A Year of Reading Dangerously: on tea, cakes and foreign fiction
Tea helps, and so does cake – and so definitely does having a cooker and inviting whole families, including granny, along. Running a world writing project is never without some fascinating findings.
For the last year Oxygen Books, publishers of the city-pick urban anthology series, has been co-ordinating an Arts Council-funded project, A Year of Reading Dangerously. Its aim: to promote world writing to a wider audience.
Working across outer London and Essex library authorities with a touring exhibition featuring writing from five continents, a website, and book group and author events (Ann Morgan, Moniza Alvi, Sander Jakobsen, Helen Dunmore), the project has taken world writing to places not often felt to be on the metropolitan literary circuit.
World writing in some of London’s poorest boroughs, surely not a recipe for success? Our Arts Council report won’t be available until April but here are some of our preliminary and we hope helpful observations:
* Library book groups are an often untapped way of promoting different types of writing. In Chelmsford – amazingly over 50 library groups – and Redbridge the libraries brought lots of book groups together. Readers love world writing and are fascinated by it but feel intimidated by an over-emphasis on prizes won and being called classics (the kind of things that might appeal to those in the ‘know’). Readers love ‘stories’ about world writing.
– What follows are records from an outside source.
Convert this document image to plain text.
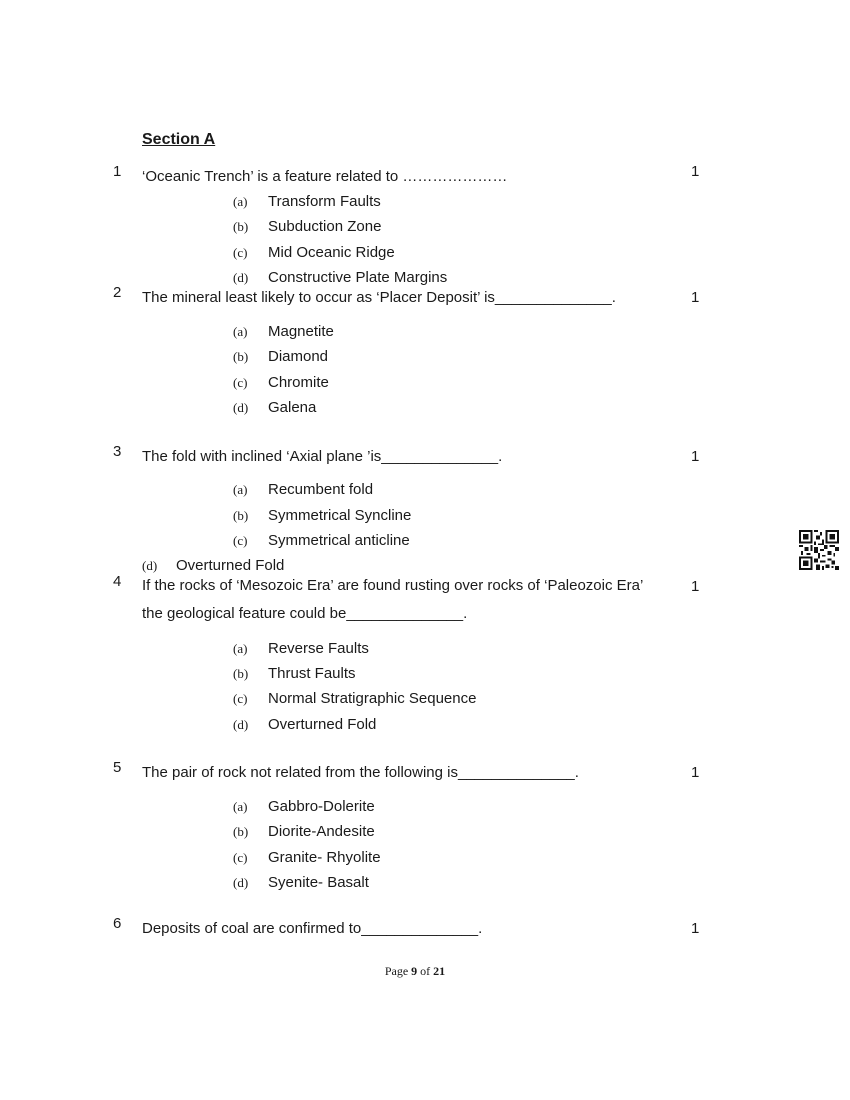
Section A
1 ‘Oceanic Trench’ is a feature related to …………………	1
(a) Transform Faults
(b) Subduction Zone
(c) Mid Oceanic Ridge
(d) Constructive Plate Margins
2 The mineral least likely to occur as ‘Placer Deposit’ is______________.	1
(a) Magnetite
(b) Diamond
(c) Chromite
(d) Galena
3 The fold with inclined ‘Axial plane ’is______________.	1
(a) Recumbent fold
(b) Symmetrical Syncline
(c) Symmetrical anticline
(d) Overturned Fold
4 If the rocks of ‘Mesozoic Era’ are found rusting over rocks of ‘Paleozoic Era’ the geological feature could be______________.
1
(a) Reverse Faults
(b) Thrust Faults
(c) Normal Stratigraphic Sequence
(d) Overturned Fold
5 The pair of rock not related from the following is______________.	1
(a) Gabbro-Dolerite
(b) Diorite-Andesite
(c) Granite- Rhyolite
(d) Syenite- Basalt
6 Deposits of coal are confirmed to______________.	1
Page 9 of 21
Readers want world writing to be on the same level playing field as other types of writing and want to approach it in the same way.
* Libraries are keen to promote world writing, they have great stock and can easily order in other titles. It means that, unlike most bookshops, there’s both a range of world titles available, older and new. They can also order multiple copies of a book for book groups. Every authority we worked with ran some superb stock promotions around world writing.
* Now is a good time to approach libraries about world writing. Changes in library structures (ok, euphemism for cuts and closures) mean, not just that libraries have less funding but also less management hierarchy, which makes decision making easier all round. Nearly every library authority we approached said yes and we ended up having to turn some down.
* The writer doesn’t actually have to be a translated writer. Ann Morgan‘s Reading the World, about reading a book from every country in the world, attracted wide attention, as will Helen Dunmore appearing at our last and nearly sold-out event in March, discussing her Russian novels, her new novel (Russian theme) and her love of Russian writing. Using well-known names like these offer an excellent ‘way in’ to world writing.
* Being in the right place at the right time helps. Thanks to Barking Learning Centre our event with Anglo-Pakistani poet Moniza Alvi, reading from her work and discussing Asian poetry, attracted over a hundred people including many British Asian families (with children) who were able to make an evening of it complete with dinner.
* And tea and cakes (preferably with a foreign flavour) is of course essential with all world writing events.